Venturing deep into the underground foodie culture, New Yorker contributor Goodyear (The Oracle of Hollywood Boulevard: Poems, 2013, etc.) plunges into the world of dedicated individuals who routinely skirt the boundaries imposed by common culinary practices and tastes.
The author is no stranger to ingesting foods many would forego. During a stint in China, she ate chicken feet and consumed a seven-course meal of dog meat. When Goodyear began hanging out with extreme foodies, the type of characters who consider insects, frog fallopian tubes and horsemeat as fair game for dinner, her food boundaries expanded. A dish composed of “slippery jellyfish in sesame-oil vinaigrette, and a raw oyster, poached quail egg, and crab guts, meant to be slurped together in one viscous spoonful” provided the author with an example of the “quiver on quiver on quiver” characterizing the “convergence of the disgusting and the sublime typical of so much foodie food.” Goodyear skillfully stitches together the philosophical, psychological and legal underpinnings of this emerging movement with the stories of those consumers who seek out the sometimes-bizarre foods. She explores bits of culinary history, how culture plays a role in what’s acceptable to eat and the ethical lines some individuals won’t cross when it comes to exotic eating.

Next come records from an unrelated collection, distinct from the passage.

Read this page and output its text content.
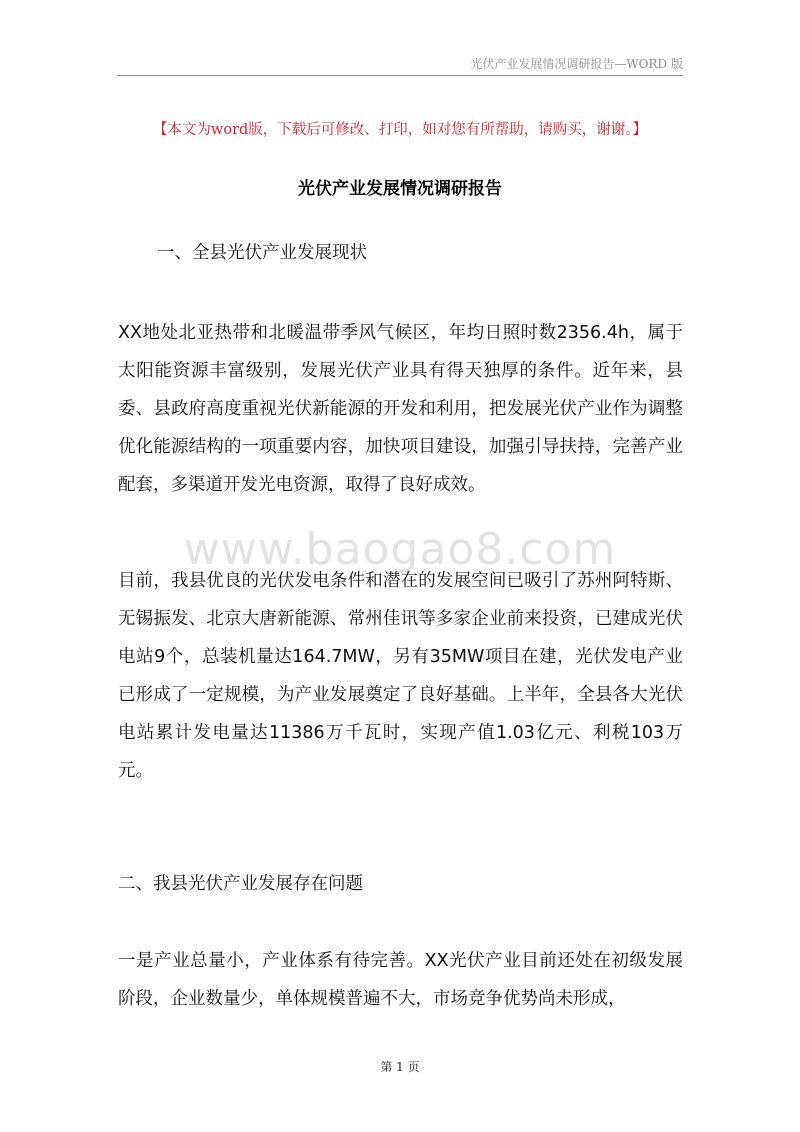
光伏产业发展情况调研报告—WORD 版
【本文为word版，下载后可修改、打印，如对您有所帮助，请购买，谢谢。】
光伏产业发展情况调研报告
一、全县光伏产业发展现状

XX地处北亚热带和北暖温带季风气候区，年均日照时数2356.4h，属于太阳能资源丰富级别，发展光伏产业具有得天独厚的条件。近年来，县委、县政府高度重视光伏新能源的开发和利用，把发展光伏产业作为调整优化能源结构的一项重要内容，加快项目建设，加强引导扶持，完善产业配套，多渠道开发光电资源，取得了良好成效。

www.baogao8.com

目前，我县优良的光伏发电条件和潜在的发展空间已吸引了苏州阿特斯、无锡振发、北京大唐新能源、常州佳讯等多家企业前来投资，已建成光伏电站9个，总装机量达164.7MW，另有35MW项目在建，光伏发电产业已形成了一定规模，为产业发展奠定了良好基础。上半年，全县各大光伏电站累计发电量达11386万千瓦时，实现产值1.03亿元、利税103万元。

二、我县光伏产业发展存在问题

一是产业总量小，产业体系有待完善。XX光伏产业目前还处在初级发展阶段，企业数量少，单体规模普遍不大，市场竞争优势尚未形成，

第 1 页
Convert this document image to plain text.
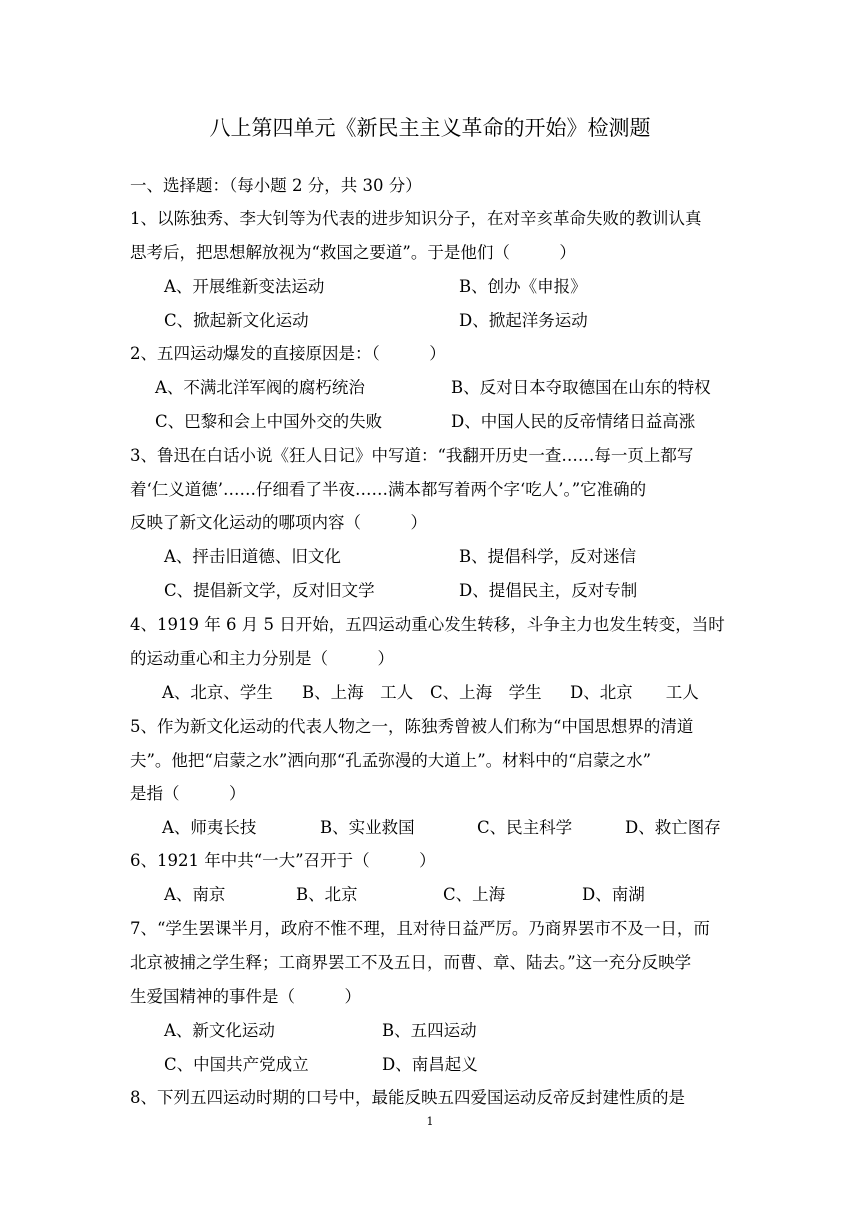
八上第四单元《新民主主义革命的开始》检测题
一、选择题：（每小题 2 分，共 30 分）
1、以陈独秀、李大钊等为代表的进步知识分子，在对辛亥革命失败的教训认真
思考后，把思想解放视为“救国之要道”。于是他们（　　　）
A、开展维新变法运动	B、创办《申报》
C、掀起新文化运动	D、掀起洋务运动
2、五四运动爆发的直接原因是：（　　　）
A、不满北洋军阀的腐朽统治	B、反对日本夺取德国在山东的特权
C、巴黎和会上中国外交的失败	D、中国人民的反帝情绪日益高涨
3、鲁迅在白话小说《狂人日记》中写道：“我翻开历史一查……每一页上都写
着‘仁义道德’……仔细看了半夜……满本都写着两个字‘吃人’。”它准确的
反映了新文化运动的哪项内容（　　　）
A、抨击旧道德、旧文化	B、提倡科学，反对迷信
C、提倡新文学，反对旧文学	D、提倡民主，反对专制
4、1919 年 6 月 5 日开始，五四运动重心发生转移，斗争主力也发生转变，当时
的运动重心和主力分别是（　　　）
A、北京、学生 B、上海　工人 C、上海　学生 D、北京　　工人
5、作为新文化运动的代表人物之一，陈独秀曾被人们称为“中国思想界的清道
夫”。他把“启蒙之水”洒向那“孔孟弥漫的大道上”。材料中的“启蒙之水”
是指（　　　）
A、师夷长技	B、实业救国	C、民主科学	D、救亡图存
6、1921 年中共“一大”召开于（　　　）
A、南京	B、北京	C、上海	D、南湖
7、“学生罢课半月，政府不惟不理，且对待日益严厉。乃商界罢市不及一日，而
北京被捕之学生释；工商界罢工不及五日，而曹、章、陆去。”这一充分反映学
生爱国精神的事件是（　　　）
A、新文化运动	B、五四运动
C、中国共产党成立	D、南昌起义
8、下列五四运动时期的口号中，最能反映五四爱国运动反帝反封建性质的是
1
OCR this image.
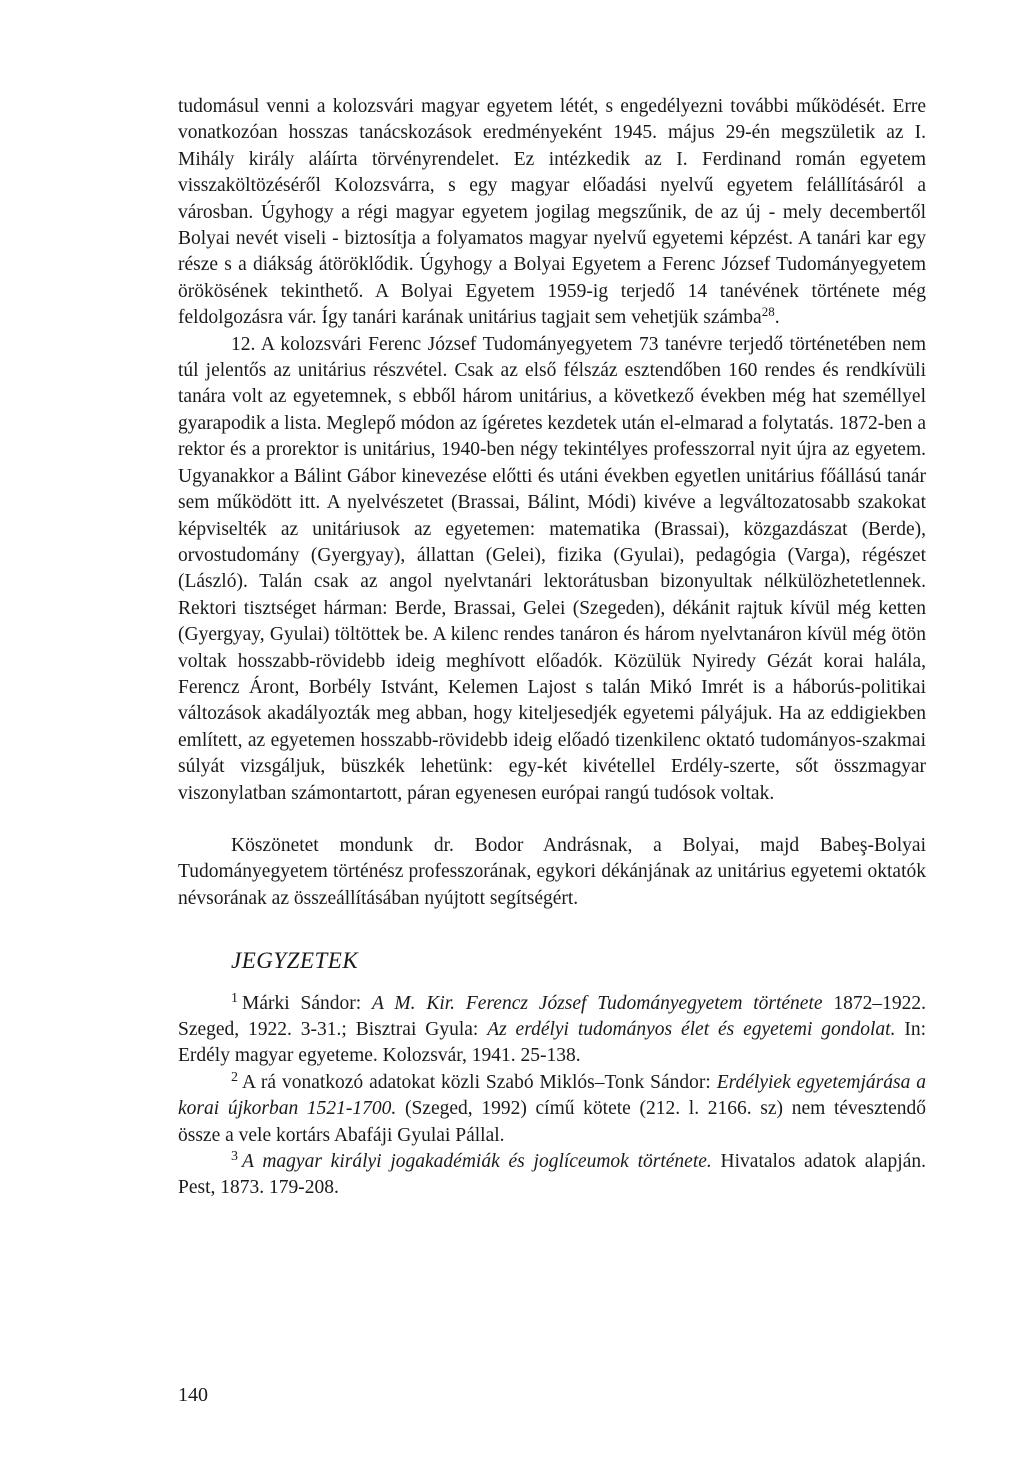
tudomásul venni a kolozsvári magyar egyetem létét, s engedélyezni további működését. Erre vonatkozóan hosszas tanácskozások eredményeként 1945. május 29-én megszületik az I. Mihály király aláírta törvényrendelet. Ez intézkedik az I. Ferdinand román egyetem visszaköltözéséről Kolozsvárra, s egy magyar előadási nyelvű egyetem felállításáról a városban. Úgyhogy a régi magyar egyetem jogilag megszűnik, de az új - mely decembertől Bolyai nevét viseli - biztosítja a folyamatos magyar nyelvű egyetemi képzést. A tanári kar egy része s a diákság átöröklődik. Úgyhogy a Bolyai Egyetem a Ferenc József Tudományegyetem örökösének tekinthető. A Bolyai Egyetem 1959-ig terjedő 14 tanévének története még feldolgozásra vár. Így tanári karának unitárius tagjait sem vehetjük számba$^{28}$.

12. A kolozsvári Ferenc József Tudományegyetem 73 tanévre terjedő történetében nem túl jelentős az unitárius részvétel. Csak az első félszáz esztendőben 160 rendes és rendkívüli tanára volt az egyetemnek, s ebből három unitárius, a következő években még hat személlyel gyarapodik a lista. Meglepő módon az ígéretes kezdetek után el-elmarad a folytatás. 1872-ben a rektor és a prorektor is unitárius, 1940-ben négy tekintélyes professzorral nyit újra az egyetem. Ugyanakkor a Bálint Gábor kinevezése előtti és utáni években egyetlen unitárius főállású tanár sem működött itt. A nyelvészetet (Brassai, Bálint, Módi) kivéve a legváltozatosabb szakokat képviselték az unitáriusok az egyetemen: matematika (Brassai), közgazdászat (Berde), orvostudomány (Gyergyay), állattan (Gelei), fizika (Gyulai), pedagógia (Varga), régészet (László). Talán csak az angol nyelvtanári lektorátusban bizonyultak nélkülözhetetlennek. Rektori tisztséget hárman: Berde, Brassai, Gelei (Szegeden), dékánit rajtuk kívül még ketten (Gyergyay, Gyulai) töltöttek be. A kilenc rendes tanáron és három nyelvtanáron kívül még ötön voltak hosszabb-rövidebb ideig meghívott előadók. Közülük Nyiredy Gézát korai halála, Ferencz Áront, Borbély Istvánt, Kelemen Lajost s talán Mikó Imrét is a háborús-politikai változások akadályozták meg abban, hogy kiteljesedjék egyetemi pályájuk. Ha az eddigiekben említett, az egyetemen hosszabb-rövidebb ideig előadó tizenkilenc oktató tudományos-szakmai súlyát vizsgáljuk, büszkék lehetünk: egy-két kivétellel Erdély-szerte, sőt összmagyar viszonylatban számontartott, páran egyenesen európai rangú tudósok voltak.

Köszönetet mondunk dr. Bodor Andrásnak, a Bolyai, majd Babeş-Bolyai Tudományegyetem történész professzorának, egykori dékánjának az unitárius egyetemi oktatók névsorának az összeállításában nyújtott segítségért.

JEGYZETEK

$^1$ Márki Sándor: A M. Kir. Ferencz József Tudományegyetem története 1872–1922. Szeged, 1922. 3-31.; Bisztrai Gyula: Az erdélyi tudományos élet és egyetemi gondolat. In: Erdély magyar egyeteme. Kolozsvár, 1941. 25-138.

$^2$ A rá vonatkozó adatokat közli Szabó Miklós–Tonk Sándor: Erdélyiek egyetemjárása a korai újkorban 1521-1700. (Szeged, 1992) című kötete (212. l. 2166. sz) nem tévesztendő össze a vele kortárs Abafáji Gyulai Pállal.

$^3$ A magyar királyi jogakadémiák és joglíceumok története. Hivatalos adatok alapján. Pest, 1873. 179-208.

140
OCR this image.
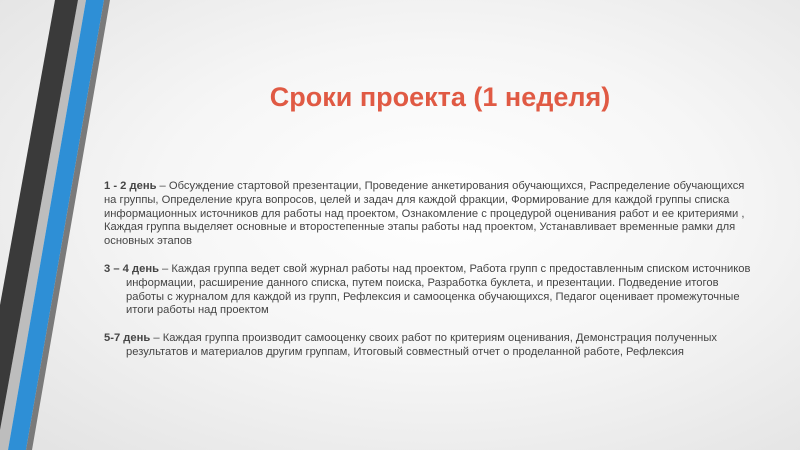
Сроки проекта (1 неделя)

1 - 2 день – Обсуждение стартовой презентации, Проведение анкетирования обучающихся, Распределение обучающихся на группы, Определение круга вопросов, целей и задач для каждой фракции, Формирование для каждой группы списка информационных источников для работы над проектом, Ознакомление с процедурой оценивания работ и ее критериями , Каждая группа выделяет основные и второстепенные этапы работы над проектом, Устанавливает временные рамки для основных этапов

3 – 4 день – Каждая группа ведет свой журнал работы над проектом, Работа групп с предоставленным списком источников информации, расширение данного списка, путем поиска, Разработка буклета, и презентации. Подведение итогов работы с журналом для каждой из групп, Рефлексия и самооценка обучающихся, Педагог оценивает промежуточные итоги работы над проектом

5-7 день – Каждая группа производит самооценку своих работ по критериям оценивания, Демонстрация полученных результатов и материалов другим группам, Итоговый совместный отчет о проделанной работе, Рефлексия
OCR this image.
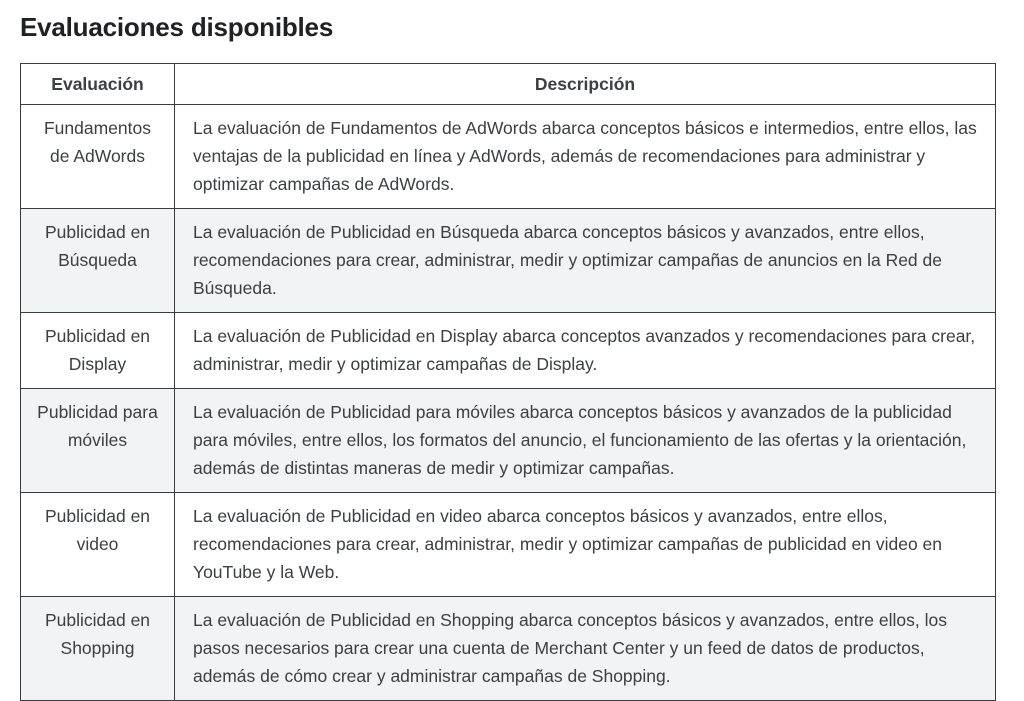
Evaluaciones disponibles
Evaluación	Descripción
Fundamentos de AdWords	La evaluación de Fundamentos de AdWords abarca conceptos básicos e intermedios, entre ellos, las ventajas de la publicidad en línea y AdWords, además de recomendaciones para administrar y optimizar campañas de AdWords.
Publicidad en Búsqueda	La evaluación de Publicidad en Búsqueda abarca conceptos básicos y avanzados, entre ellos, recomendaciones para crear, administrar, medir y optimizar campañas de anuncios en la Red de Búsqueda.
Publicidad en Display	La evaluación de Publicidad en Display abarca conceptos avanzados y recomendaciones para crear, administrar, medir y optimizar campañas de Display.
Publicidad para móviles	La evaluación de Publicidad para móviles abarca conceptos básicos y avanzados de la publicidad para móviles, entre ellos, los formatos del anuncio, el funcionamiento de las ofertas y la orientación, además de distintas maneras de medir y optimizar campañas.
Publicidad en video	La evaluación de Publicidad en video abarca conceptos básicos y avanzados, entre ellos, recomendaciones para crear, administrar, medir y optimizar campañas de publicidad en video en YouTube y la Web.
Publicidad en Shopping	La evaluación de Publicidad en Shopping abarca conceptos básicos y avanzados, entre ellos, los pasos necesarios para crear una cuenta de Merchant Center y un feed de datos de productos, además de cómo crear y administrar campañas de Shopping.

The author visited underground pop-up restaurants, which combine “the raucous dinner with random tablemates, and the self-conscious staging of an elevated social interaction,” and she spent time with the chefs who routinely traverse the outer limits of America’s new food landscape. One chef, irate at the amount of waste in the meat industry, believes meat eating mustn’t be easy but should force people to confront their food choices. Chris Cosentino, a well-known chef among adventurous eaters, “started serving the parts Americans no longer wanted to eat: spleens and blood and sperm; lungs, lips and livers.”
Goodyear’s exploration of this engrossing and morally complex topic provides a solid footing for hearty conversations.